A pill to be taken within hours of unsafe sexual intercourse greatly reduces the chance of developing sexually transmitted infections: it’s called doxyPEP and works a bit like the “morning after pill”, only instead of avoiding pregnancy it prevents diseases like syphilis and chlamydia.
In the USA it is under discussion a lot because, after years of good results in trials, it could become a widely used and easily obtainable drug, were it not for a not negligible global risk: in an attempt to stem sexual infections, doxyPEP, which is an antibiotic, could promote the spread of drug-resistant superbugs.
A known antibiotic. The pill is based on doxycycline, an antibiotic widely used to treat various bacterial infections (in addition to chlamydia, syphilis and gonorrhea also acne, otolaryngological, gastrointestinal or urinary tract infections) already available by prescription. The novelty would be its PEP form (which stands for post-exposure prophylaxis) in combination with sexually transmitted infections (STIs). The idea is that by taking a single dose of doxycycline after unprotected intercourse, the antibiotic can kill any sexually transmitted bacteria before it can trigger an actual infection.

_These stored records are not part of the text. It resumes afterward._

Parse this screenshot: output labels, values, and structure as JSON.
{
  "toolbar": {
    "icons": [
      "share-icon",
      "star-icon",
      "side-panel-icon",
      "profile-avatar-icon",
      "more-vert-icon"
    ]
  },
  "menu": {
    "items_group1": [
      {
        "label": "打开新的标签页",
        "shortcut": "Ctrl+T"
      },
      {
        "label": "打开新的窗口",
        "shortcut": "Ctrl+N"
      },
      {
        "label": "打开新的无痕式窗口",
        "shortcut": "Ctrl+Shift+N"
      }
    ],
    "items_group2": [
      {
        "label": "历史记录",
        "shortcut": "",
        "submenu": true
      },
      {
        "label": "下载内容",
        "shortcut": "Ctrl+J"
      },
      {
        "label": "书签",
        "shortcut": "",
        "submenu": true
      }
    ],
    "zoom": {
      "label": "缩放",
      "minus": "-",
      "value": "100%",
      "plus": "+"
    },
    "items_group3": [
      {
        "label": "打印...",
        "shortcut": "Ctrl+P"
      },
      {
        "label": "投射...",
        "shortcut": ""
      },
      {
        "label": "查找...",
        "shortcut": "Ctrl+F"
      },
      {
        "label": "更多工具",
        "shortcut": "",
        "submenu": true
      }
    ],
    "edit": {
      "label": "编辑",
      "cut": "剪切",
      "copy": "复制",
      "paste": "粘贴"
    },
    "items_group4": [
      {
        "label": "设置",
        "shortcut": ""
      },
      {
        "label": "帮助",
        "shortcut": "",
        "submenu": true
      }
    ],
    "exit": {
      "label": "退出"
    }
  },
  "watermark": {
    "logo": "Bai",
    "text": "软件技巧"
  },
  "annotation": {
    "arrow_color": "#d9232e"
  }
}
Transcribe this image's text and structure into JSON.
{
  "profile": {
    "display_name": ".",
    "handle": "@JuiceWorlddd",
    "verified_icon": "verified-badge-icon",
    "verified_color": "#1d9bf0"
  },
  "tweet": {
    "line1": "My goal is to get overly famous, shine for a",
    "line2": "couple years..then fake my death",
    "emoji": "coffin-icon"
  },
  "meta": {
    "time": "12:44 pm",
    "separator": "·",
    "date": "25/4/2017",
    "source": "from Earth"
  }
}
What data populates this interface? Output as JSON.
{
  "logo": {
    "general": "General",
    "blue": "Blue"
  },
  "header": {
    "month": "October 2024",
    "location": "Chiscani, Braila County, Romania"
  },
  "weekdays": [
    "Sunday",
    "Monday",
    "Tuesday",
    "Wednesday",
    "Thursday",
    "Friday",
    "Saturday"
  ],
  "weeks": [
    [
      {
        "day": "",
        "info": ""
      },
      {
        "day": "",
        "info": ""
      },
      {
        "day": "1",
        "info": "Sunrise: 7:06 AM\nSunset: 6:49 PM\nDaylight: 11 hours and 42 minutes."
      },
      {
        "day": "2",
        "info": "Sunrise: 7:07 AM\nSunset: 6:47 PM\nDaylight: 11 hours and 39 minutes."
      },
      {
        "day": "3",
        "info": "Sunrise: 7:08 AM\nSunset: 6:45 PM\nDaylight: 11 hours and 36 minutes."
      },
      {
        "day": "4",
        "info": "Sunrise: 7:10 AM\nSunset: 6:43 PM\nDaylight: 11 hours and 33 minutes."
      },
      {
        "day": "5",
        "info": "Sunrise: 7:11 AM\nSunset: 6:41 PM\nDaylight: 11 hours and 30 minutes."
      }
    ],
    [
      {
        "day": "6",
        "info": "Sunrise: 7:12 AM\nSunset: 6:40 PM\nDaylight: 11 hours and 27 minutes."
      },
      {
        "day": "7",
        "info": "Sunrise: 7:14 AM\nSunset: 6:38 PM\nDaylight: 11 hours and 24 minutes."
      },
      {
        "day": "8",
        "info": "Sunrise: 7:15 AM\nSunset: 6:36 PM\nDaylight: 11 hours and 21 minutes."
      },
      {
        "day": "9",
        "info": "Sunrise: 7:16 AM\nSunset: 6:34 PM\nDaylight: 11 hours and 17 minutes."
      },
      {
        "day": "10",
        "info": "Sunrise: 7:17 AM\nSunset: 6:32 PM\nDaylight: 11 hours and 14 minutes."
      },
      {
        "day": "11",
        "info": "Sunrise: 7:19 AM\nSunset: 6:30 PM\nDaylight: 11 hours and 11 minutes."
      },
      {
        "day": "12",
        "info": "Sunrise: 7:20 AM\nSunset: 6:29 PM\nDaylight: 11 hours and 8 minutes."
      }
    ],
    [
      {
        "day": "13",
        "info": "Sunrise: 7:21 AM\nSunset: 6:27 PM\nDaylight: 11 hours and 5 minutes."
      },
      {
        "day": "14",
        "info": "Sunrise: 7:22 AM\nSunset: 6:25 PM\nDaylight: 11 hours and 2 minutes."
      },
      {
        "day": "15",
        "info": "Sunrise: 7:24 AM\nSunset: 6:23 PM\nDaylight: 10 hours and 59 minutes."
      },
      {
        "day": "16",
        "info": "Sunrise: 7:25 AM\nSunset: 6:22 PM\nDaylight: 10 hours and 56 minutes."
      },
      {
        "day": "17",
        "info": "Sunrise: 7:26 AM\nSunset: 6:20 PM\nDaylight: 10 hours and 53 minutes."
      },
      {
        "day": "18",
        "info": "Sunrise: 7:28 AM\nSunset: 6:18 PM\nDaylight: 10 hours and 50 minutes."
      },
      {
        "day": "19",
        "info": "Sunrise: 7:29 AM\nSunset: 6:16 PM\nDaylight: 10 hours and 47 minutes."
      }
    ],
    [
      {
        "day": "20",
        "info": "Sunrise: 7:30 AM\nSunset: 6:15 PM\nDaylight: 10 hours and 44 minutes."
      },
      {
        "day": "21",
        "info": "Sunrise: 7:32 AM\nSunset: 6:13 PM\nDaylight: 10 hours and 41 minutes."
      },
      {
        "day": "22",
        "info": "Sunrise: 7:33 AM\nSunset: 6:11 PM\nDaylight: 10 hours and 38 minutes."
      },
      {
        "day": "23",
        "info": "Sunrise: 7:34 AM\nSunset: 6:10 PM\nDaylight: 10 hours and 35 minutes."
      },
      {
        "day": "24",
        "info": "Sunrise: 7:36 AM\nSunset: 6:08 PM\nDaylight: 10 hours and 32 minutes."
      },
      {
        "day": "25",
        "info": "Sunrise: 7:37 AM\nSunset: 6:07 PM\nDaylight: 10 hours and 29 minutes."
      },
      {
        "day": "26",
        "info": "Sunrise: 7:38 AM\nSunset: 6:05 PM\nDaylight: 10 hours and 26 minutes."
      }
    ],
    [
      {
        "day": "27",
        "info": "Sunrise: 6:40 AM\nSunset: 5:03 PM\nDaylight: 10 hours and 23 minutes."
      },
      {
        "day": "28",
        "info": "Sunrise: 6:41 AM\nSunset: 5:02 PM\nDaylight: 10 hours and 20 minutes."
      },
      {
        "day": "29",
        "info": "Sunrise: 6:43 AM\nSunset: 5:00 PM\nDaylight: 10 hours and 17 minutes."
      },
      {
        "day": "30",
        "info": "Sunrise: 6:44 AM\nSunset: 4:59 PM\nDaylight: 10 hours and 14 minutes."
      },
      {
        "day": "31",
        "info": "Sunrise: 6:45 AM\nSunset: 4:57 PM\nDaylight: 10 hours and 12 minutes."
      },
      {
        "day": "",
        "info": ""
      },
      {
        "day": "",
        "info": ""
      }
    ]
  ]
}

Moreover, doxycycline is already officially used in PEP form for other diseases: the US Centers for Disease Control recommend a dose after tick bites to prevent Lyme disease or after having been in contact with water contaminated by the leptospirosis bacterium, a dangerous zoonosis that can be transmitted to humans.
Green light for everyone? In the US, a decision is being made whether to introduce it by law also to prevent sexually transmitted diseases. Currently only a small number of US doctors prescribe it for this purpose and only to a few patients affected by recurrent infections (for example because of HIV). As explained on Vox, as a drug approved by the Food and Drug Administration, the antibiotic can also be prescribed for “off label” uses, ie different from the original ones for which it was approved. But if instead it were decided to recommend it to reduce the incidence of sexually transmitted infections, then it would become much more widespread.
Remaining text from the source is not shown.